We tend to leverage Data Studio to put together our basic operational dashboards; searching particular clients, finding a certain invoice; that type of thing. Generally speaking, when a new feature launches at Freetrade, in as little as a few minutes we can have a new dashboard up and running enabling our operations team to support it.
Data Studio is not without its limitations however. Its ease of use can often be its own undoing; when the underlying models change it can be hard to understand the impact it might have on our dashboarding and large aggregations spanning multiple datasets can be time-consuming to implement. That’s when a more programmatic approach becomes beneficial, and for that we use Looker.
Looker is used for much higher level data aggregations. What’s the average value of our customer’s portfolios? How many signed up to Plus in the past month? Looker is fantastic at answering those kinds of questions and indeed most of our Business Intelligence activities are facilitated by Looker.
That’s largely implemented through the power of LookML; we make extensive use of LookML both to abstract our data models in BigQuery and also to author in code our business critical dashboards. Its validation tool is extremely useful in helping us to understand the impact of changes to our data models on our stakeholders in the context of how they consume the data.

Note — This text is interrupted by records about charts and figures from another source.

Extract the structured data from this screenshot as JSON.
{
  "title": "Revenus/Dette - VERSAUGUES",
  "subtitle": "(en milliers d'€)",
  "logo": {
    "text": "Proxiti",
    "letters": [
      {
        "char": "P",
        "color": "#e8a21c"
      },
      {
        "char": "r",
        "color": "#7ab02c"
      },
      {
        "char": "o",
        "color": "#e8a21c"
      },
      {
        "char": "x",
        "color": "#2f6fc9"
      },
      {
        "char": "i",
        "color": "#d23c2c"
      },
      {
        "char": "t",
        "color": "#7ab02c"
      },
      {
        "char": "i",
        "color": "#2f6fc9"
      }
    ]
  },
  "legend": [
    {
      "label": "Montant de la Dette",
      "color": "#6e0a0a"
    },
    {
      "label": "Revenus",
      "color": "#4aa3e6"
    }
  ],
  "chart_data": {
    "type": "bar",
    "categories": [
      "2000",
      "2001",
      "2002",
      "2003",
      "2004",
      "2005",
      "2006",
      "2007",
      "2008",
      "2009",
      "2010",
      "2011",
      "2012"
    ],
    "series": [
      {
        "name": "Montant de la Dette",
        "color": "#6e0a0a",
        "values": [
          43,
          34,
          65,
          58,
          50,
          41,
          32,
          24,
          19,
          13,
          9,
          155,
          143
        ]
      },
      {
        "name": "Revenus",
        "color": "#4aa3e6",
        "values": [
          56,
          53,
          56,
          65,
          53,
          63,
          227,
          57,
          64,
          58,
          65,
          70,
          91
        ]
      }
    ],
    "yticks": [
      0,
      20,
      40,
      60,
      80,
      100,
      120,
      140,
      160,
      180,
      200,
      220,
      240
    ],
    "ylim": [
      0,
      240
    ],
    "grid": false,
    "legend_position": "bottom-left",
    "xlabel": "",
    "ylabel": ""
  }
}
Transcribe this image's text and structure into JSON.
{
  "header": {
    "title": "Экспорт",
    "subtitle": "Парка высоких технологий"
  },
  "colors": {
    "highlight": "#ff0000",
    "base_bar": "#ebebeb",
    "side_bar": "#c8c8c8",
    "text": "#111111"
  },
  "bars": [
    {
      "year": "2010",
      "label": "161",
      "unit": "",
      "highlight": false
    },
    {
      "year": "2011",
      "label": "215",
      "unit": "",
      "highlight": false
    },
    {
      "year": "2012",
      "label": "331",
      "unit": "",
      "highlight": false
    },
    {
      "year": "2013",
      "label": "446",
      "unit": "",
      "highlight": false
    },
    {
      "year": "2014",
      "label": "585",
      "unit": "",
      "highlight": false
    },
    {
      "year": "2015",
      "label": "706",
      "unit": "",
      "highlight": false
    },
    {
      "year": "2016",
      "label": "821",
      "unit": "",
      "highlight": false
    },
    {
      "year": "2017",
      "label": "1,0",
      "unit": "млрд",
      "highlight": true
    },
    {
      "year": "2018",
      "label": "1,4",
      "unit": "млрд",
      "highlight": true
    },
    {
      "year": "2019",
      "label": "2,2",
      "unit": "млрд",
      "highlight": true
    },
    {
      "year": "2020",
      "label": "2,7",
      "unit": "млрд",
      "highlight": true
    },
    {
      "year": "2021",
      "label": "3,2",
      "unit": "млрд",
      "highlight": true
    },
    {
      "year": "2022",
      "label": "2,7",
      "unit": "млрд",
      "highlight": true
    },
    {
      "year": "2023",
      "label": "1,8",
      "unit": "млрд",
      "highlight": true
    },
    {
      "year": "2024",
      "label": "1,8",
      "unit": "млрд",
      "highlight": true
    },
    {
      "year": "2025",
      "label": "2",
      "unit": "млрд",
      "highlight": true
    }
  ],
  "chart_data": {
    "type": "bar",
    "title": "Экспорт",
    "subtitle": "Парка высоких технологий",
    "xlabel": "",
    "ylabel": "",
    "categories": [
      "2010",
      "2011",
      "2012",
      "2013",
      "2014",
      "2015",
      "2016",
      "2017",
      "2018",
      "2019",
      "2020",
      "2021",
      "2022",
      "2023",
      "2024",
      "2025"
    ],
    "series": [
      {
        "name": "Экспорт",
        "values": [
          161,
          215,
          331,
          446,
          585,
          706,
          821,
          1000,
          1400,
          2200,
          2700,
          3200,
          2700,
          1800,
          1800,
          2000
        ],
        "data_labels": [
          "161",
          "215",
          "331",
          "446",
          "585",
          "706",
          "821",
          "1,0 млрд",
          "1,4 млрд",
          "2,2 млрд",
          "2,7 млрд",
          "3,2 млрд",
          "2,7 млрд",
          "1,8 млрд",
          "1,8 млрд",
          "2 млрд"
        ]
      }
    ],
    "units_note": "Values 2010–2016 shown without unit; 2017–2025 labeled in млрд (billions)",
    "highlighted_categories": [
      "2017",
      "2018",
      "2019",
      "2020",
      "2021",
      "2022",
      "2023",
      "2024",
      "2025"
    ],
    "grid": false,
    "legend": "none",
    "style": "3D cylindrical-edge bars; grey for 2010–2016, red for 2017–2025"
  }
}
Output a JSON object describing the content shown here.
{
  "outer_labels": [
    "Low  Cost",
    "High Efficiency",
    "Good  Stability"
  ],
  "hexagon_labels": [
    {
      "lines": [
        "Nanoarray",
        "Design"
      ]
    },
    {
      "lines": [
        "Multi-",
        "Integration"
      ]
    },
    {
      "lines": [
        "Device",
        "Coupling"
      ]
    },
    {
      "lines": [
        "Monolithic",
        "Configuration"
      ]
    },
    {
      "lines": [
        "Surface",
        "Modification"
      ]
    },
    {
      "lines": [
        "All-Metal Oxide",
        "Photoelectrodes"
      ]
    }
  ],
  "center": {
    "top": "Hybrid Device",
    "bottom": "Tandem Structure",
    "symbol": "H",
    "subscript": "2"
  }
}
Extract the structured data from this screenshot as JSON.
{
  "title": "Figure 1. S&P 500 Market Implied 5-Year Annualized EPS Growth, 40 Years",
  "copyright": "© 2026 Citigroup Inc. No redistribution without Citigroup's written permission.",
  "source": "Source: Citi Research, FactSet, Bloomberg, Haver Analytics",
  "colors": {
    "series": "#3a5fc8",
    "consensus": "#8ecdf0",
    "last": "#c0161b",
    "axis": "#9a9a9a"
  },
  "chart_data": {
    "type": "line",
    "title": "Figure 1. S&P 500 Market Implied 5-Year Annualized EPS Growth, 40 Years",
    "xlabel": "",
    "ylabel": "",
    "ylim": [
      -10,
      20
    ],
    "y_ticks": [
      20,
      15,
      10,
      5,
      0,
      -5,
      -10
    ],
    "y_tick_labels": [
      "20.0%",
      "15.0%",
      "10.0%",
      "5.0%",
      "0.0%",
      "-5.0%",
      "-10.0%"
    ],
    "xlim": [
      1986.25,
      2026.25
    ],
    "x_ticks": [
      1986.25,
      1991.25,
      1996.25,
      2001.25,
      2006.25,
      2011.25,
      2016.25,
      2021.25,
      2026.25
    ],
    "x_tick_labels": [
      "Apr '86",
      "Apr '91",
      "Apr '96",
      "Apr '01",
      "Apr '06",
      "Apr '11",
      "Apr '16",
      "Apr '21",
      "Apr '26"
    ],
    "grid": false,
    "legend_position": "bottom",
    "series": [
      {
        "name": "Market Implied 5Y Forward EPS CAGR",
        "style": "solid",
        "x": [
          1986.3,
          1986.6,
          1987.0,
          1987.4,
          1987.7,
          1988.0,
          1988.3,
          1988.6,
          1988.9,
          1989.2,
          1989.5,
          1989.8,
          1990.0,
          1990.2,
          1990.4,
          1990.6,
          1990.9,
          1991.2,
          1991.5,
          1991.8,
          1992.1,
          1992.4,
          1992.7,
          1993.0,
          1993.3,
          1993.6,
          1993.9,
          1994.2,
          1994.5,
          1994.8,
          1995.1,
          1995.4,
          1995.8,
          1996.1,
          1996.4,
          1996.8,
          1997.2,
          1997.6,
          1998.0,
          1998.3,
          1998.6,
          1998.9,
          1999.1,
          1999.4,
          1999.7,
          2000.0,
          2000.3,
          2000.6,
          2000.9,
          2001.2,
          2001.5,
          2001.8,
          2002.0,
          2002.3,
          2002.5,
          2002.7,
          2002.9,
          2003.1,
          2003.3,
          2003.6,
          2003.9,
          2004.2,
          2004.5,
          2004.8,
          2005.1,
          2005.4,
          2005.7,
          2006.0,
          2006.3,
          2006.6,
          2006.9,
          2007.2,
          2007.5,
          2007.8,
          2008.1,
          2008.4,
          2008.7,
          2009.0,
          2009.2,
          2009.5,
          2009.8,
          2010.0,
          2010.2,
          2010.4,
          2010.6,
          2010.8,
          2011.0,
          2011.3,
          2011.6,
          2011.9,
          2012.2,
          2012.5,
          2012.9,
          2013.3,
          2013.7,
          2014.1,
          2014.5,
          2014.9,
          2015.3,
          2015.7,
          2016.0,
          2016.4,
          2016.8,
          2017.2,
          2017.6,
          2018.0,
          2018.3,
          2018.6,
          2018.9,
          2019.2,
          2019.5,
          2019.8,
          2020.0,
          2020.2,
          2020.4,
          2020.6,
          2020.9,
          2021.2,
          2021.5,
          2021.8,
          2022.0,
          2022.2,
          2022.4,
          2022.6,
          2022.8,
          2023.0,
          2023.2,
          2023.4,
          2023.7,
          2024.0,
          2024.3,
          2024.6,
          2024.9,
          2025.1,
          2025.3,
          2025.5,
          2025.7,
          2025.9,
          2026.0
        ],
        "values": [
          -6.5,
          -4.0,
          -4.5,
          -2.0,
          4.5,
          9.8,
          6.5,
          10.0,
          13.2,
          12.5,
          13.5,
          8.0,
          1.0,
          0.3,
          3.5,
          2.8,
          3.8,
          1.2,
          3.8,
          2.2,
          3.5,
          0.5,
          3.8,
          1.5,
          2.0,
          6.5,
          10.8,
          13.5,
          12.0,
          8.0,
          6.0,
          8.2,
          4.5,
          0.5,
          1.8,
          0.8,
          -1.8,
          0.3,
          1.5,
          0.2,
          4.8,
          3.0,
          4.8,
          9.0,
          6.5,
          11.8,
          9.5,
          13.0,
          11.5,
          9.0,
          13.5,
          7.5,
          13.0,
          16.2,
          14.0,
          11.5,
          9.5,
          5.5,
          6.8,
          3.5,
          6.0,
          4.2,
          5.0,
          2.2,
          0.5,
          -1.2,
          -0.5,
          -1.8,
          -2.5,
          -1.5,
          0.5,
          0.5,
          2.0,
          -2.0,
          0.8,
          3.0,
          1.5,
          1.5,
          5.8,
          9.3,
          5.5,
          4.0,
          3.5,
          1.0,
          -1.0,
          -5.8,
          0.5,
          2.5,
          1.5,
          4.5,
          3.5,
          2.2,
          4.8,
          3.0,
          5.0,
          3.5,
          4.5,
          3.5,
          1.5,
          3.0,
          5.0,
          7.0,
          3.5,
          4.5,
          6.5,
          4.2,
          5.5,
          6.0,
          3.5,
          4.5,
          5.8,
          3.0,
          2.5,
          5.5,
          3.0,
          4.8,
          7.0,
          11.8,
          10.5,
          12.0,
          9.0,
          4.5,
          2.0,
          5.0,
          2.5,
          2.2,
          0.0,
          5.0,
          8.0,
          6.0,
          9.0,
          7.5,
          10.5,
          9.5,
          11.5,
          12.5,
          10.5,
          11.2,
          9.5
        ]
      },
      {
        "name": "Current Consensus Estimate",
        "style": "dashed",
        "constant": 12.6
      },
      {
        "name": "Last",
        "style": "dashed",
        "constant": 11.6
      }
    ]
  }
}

Terraform is used to manage all our infrastructure in Data currently. It’s used to deploy and schedule the invocation of our cloud functions, specify our scheduled queries, manage our secrets, define our data transfer jobs from Cloud Storage and S3, and even to define certain schemas that are used for ingestion into the data warehouse.
Adopting Terraform has been a game changer for us at Freetrade. In the early days of the Warehouse, our focus on speed and agility meant that we would configure many ingestions and transformations directly through the BigQuery UI. But overtime, those manual configurations became difficult to maintain and search for.
Now, all of our infrastructure is specified in one place and rolling out a new environment for testing purposes is a matter of executing a handful of commands at the CLI. In fact, once you become familiar with Terraform, and have codified your common patterns in modules, configuring a new ingestion or transformation job becomes much quicker than fiddling with all those dropdowns and text inputs in the UI. You’ll never look back.
This has been a whistle stop tour of Data’s infrastructure and tooling at Freetrade currently. We can’t say it’s been an entirely smooth journey to arrive at this point; there were some hard lessons learned along the way but the flexibility and scalability afforded by our technology choices have made the journey to this point much easier than it might otherwise have been.
Future posts will go into more detail on the approaches we take to modelling that data and how we organise the data function at Freetrade. But hopefully this has given you an indication of the exciting work we do here in the Data function at Freetrade.